Landeanflüge sind immer brenzlig – dieser geht daneben: Der A320 setzt links neben der Rollbahn auf, holpert über die Flughafenwiese, nimmt schließlich zwei Jungbäume mit (was wollen die dort?) und kommt zum Stehen. Zum Glück spielt diese Szene nicht in Fuhlsbüttel, sondern in den Räumen des Instituts für Lufttransportsysteme (ILT) der Technischen Universität Hamburg (TUHH). Das Institut im „Goldfisch“ genannten Bürogebäude an der Blohmstraße im Binnenhafen weihte am Montag einen Cockpitsimulator ein, der zukünftig sowohl der Forschung als auch der Lehre dienen soll.
Der Simulator spiegelt die Funktionsweise des Cockpits eines Airbus 320 wider. „Wir wollen unseren Studierenden das Gefühl des praktischen Fliegens geben, sie sollen die Cockpitinstrumente und die Flugeigenschaften der Maschinen nicht nur in der Theorie kennenlernen, sondern direkt erfahren“, sagt Prof. Volker Gollnick, Leiter des ILT.
Flugsimulator soll Studierenden die Praxis zeigen
„Viele Studierende beschäftigen sich mit der Theorie der Aerodynamik und mit Flugzeugentwürfen. In unserem und weiteren Instituten der TU geht es um den Flugbetrieb. An unserem Simulator können die Master-Studenten direkt erleben, was bei einem Flug abläuft“, ergänzt Institutsmitarbeiter Dr. Florian Linke. Die Studenten müssen virtuelle Routen abfliegen, zum Beispiel: in Hamburg starten, bis Lübeck fliegen, dort mit einer lang gezogenen Rechtskurve wieder Kurs auf Hamburg nehmen und in Fuhlsbüttel landen.
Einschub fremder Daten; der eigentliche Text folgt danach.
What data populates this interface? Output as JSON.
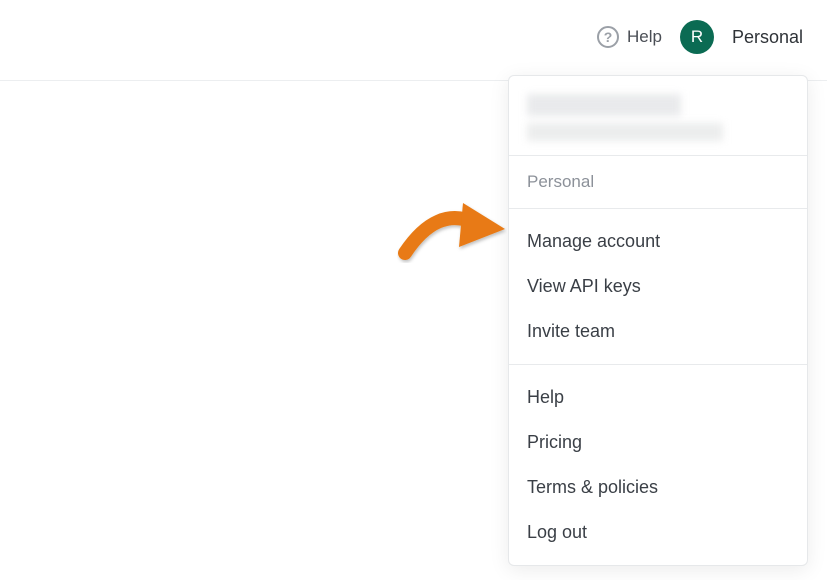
{
  "header": {
    "help_label": "Help",
    "avatar_initial": "R",
    "account_name": "Personal"
  },
  "dropdown": {
    "section_label": "Personal",
    "group_account": {
      "manage_account": "Manage account",
      "view_api_keys": "View API keys",
      "invite_team": "Invite team"
    },
    "group_misc": {
      "help": "Help",
      "pricing": "Pricing",
      "terms": "Terms & policies",
      "logout": "Log out"
    }
  }
}
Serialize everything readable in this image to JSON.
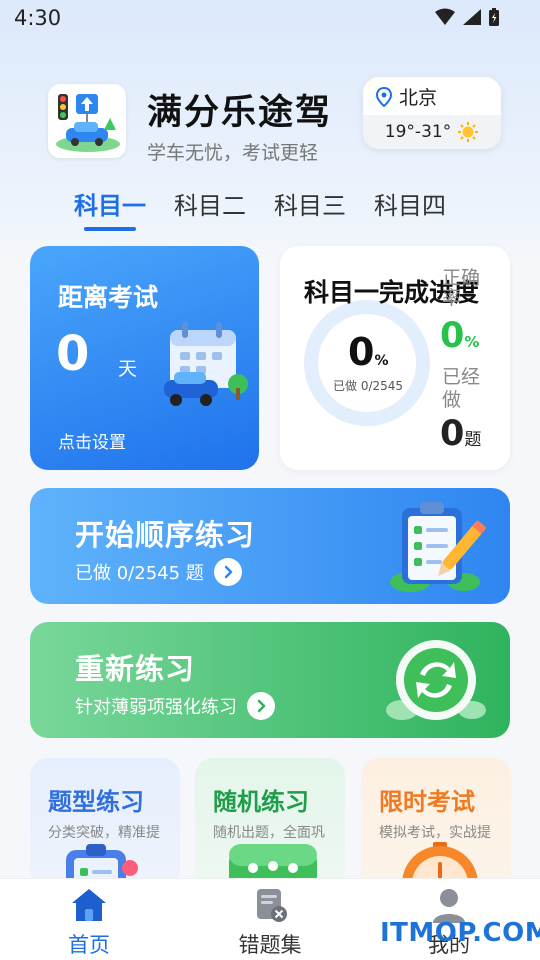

Ohne Übung ist der virtuelle Absturz programmiert. Auf gerader Strecke kann sich die Testpilotin vielleicht noch um die Flughöhe kümmern, feststellen, dass sie nicht stimmt und sie korrigieren. Aber schon die Rechtskurve über Lübeck ist ein Unterfangen, das schnell aus dem Ruder läuft.
Der simulierte A320 droht abzustürzen
Auf der rund 14 Quadratmeter großen, durchgehenden Projektionsfläche vor dem Simulator gleitet die schleswig-holsteinische Landschaft in der Vogelperspektive vorbei. Sie kippt zur Seite, als die Flugzeugführerin den Steuerhebel erst leicht, dann kräftiger nach rechts gedrückt hat – ihr Stuhl vor dem Simulator bleibt immerhin standfest. Doch der virtuelle A320 legt sich immer stärker in die Kurve, ohne dass das Gegensteuern Wirkung zeigt – die 70 Tonnen schwere Maschine reagiert sehr träge. Bereits nach wenigen Minuten befindet sich das Flugzeug am Rande eines Absturzes, eine rote Warnleuchte blinkt hektisch, Alarmtöne sind zu vernehmen. Florian Linke rettet die Situation und schaltet den Autopiloten ein.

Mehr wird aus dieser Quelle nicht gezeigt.